Reviewed by Ian Lipke
Over many years I have followed John Grisham through the medium of his novels. Books like A Time to Kill, The Firm, The Last Juror and The Runaway Jury together with so many others have kept me entertained for hours on end. There has never been any doubt that Grisham can write. His long, long list of publications attest to the public’s faith in him.
I imagine that readers of Sooley will be wondering what happened. Those, new to the Grisham experience, will certainly not return. I don’t know the reason why Grisham chose to write on a topic that could not be more different from his usual, always acceptable, fare. The new topic is a brief history of a man who plays basketball. He plays the game remarkably well. The man is Sooley, a citizen of war-torn Sudan, whom a visiting talent scout recognized as possessing true genius in a specific skill and capitalized on it by bringing Sooley to the USA. However, what is left of Sooley’s family is in a refugee camp in Uganda. Their circumstances are a regular source of worry to the young athlete.

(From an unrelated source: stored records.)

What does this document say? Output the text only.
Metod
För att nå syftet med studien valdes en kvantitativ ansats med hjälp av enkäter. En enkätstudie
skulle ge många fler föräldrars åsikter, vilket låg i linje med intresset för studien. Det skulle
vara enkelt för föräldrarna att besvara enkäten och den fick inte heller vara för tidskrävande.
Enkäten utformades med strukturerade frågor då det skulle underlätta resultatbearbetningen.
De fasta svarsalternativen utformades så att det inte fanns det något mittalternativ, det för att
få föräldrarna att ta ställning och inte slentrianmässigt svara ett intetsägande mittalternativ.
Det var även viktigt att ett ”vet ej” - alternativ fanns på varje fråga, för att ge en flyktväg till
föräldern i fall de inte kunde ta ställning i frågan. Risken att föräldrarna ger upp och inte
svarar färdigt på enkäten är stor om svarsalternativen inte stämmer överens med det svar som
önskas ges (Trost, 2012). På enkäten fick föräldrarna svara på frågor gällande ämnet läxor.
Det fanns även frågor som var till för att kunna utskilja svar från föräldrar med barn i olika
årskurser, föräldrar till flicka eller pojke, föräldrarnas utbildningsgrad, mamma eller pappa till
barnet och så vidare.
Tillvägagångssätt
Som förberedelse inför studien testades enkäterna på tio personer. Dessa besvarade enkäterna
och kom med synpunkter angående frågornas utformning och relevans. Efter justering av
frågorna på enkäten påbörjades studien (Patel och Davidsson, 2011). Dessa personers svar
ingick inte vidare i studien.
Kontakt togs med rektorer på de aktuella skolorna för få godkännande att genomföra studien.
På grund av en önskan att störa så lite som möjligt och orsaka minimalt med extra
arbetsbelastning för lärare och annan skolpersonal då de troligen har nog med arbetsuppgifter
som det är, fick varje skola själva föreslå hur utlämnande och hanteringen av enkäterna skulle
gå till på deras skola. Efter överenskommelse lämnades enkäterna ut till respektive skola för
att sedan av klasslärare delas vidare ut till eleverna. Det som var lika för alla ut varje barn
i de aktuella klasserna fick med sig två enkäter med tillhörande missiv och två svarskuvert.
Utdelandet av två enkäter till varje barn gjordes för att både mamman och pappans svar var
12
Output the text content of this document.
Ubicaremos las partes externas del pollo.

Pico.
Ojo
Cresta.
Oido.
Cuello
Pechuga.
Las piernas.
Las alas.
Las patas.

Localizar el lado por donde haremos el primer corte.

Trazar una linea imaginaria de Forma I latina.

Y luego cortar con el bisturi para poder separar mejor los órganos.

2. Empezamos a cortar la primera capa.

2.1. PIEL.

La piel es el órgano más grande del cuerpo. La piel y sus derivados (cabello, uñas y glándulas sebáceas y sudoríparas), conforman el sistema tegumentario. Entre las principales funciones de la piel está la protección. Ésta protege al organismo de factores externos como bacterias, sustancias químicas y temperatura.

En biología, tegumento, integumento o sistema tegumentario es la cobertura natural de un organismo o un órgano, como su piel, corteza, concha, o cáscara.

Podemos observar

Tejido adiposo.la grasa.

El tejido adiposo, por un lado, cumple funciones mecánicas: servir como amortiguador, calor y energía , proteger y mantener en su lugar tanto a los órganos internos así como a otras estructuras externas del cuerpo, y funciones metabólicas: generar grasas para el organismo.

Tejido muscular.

Important though Sooley is to the plot, he is not the central focus. That belongs unashamedly to basketball. Consider the statistics and their content matter. The first thirty-five pages (10% of the book) deal mostly with Sooley’s life as a young boy in Sudan. They include his potential as an athlete and conclude with his catching a flight to the USA. Pages 36 – 271 (235 pages or 66%) are devoted to a microscopic examination of each game that Sooley’s team played in their short career. The final 24% explores Sooley’s confusion over whether he should or should not accept an offered fourteen-million-dollar contract to play amongst the professionals during the following season. Of course, there was never any doubt about what his decision would be.
I was immensely disappointed with this book. I was angry with the attitude of disregard that the author displayed towards his readers. It is not inaccurate to say that Grisham, being absorbed by basketball, has simply cast aside the millions of readers of his works who have no interest, or limited affiliation, with basketball. Passages such as the following are representative of the material readers are expected to be enthused about, game after game, page after page:
Murray lost the ball, clawed it back, bounced it to Mitch Rocker who had it slapped away. A scramble ensued as players on both teams dived for the ball. It squirted free from the scrum and Sooley scooped it up at mid-court with two seconds on the shot clock. Without hesitation, he sprang high and aimed at the rim. It was not a hopeless effort to beat the buzzer. It was not a Hail Mary. Instead, it was a smooth, confident, perfect jump shot from 42 feet that found nothing but net. The Central bench went nuts. The small crowd screamed (195).
To be fair I have to record that the narrative switches at irregular intervals to keep the dire happenings in the Sudan and Uganda in the fore front of the reader’s mind. However, the attempt to dress out the book into something recognizable as a novel fails under the onslaught of the space given to actions making up amateur basketball games.
The end of the story was unexpected and unlikely. Sooley has appeared throughout as an intelligent and sensible young man. His behaviours as the book concludes do not fit the mould into which he has been cast. The hagiography bestowed on him by the public – the speeches, the demonstrations, the mother’s extraction from Uganda in a CIA style operation, her carefully orchestrated grief at her son’s funeral – is not unknown with Americans. Readers from other societies prefer not to respond in the over-the-top, highly charged atmospheres the Americans prefer.
Mr Grisham would please this reviewer if he returned forthwith to the law courts.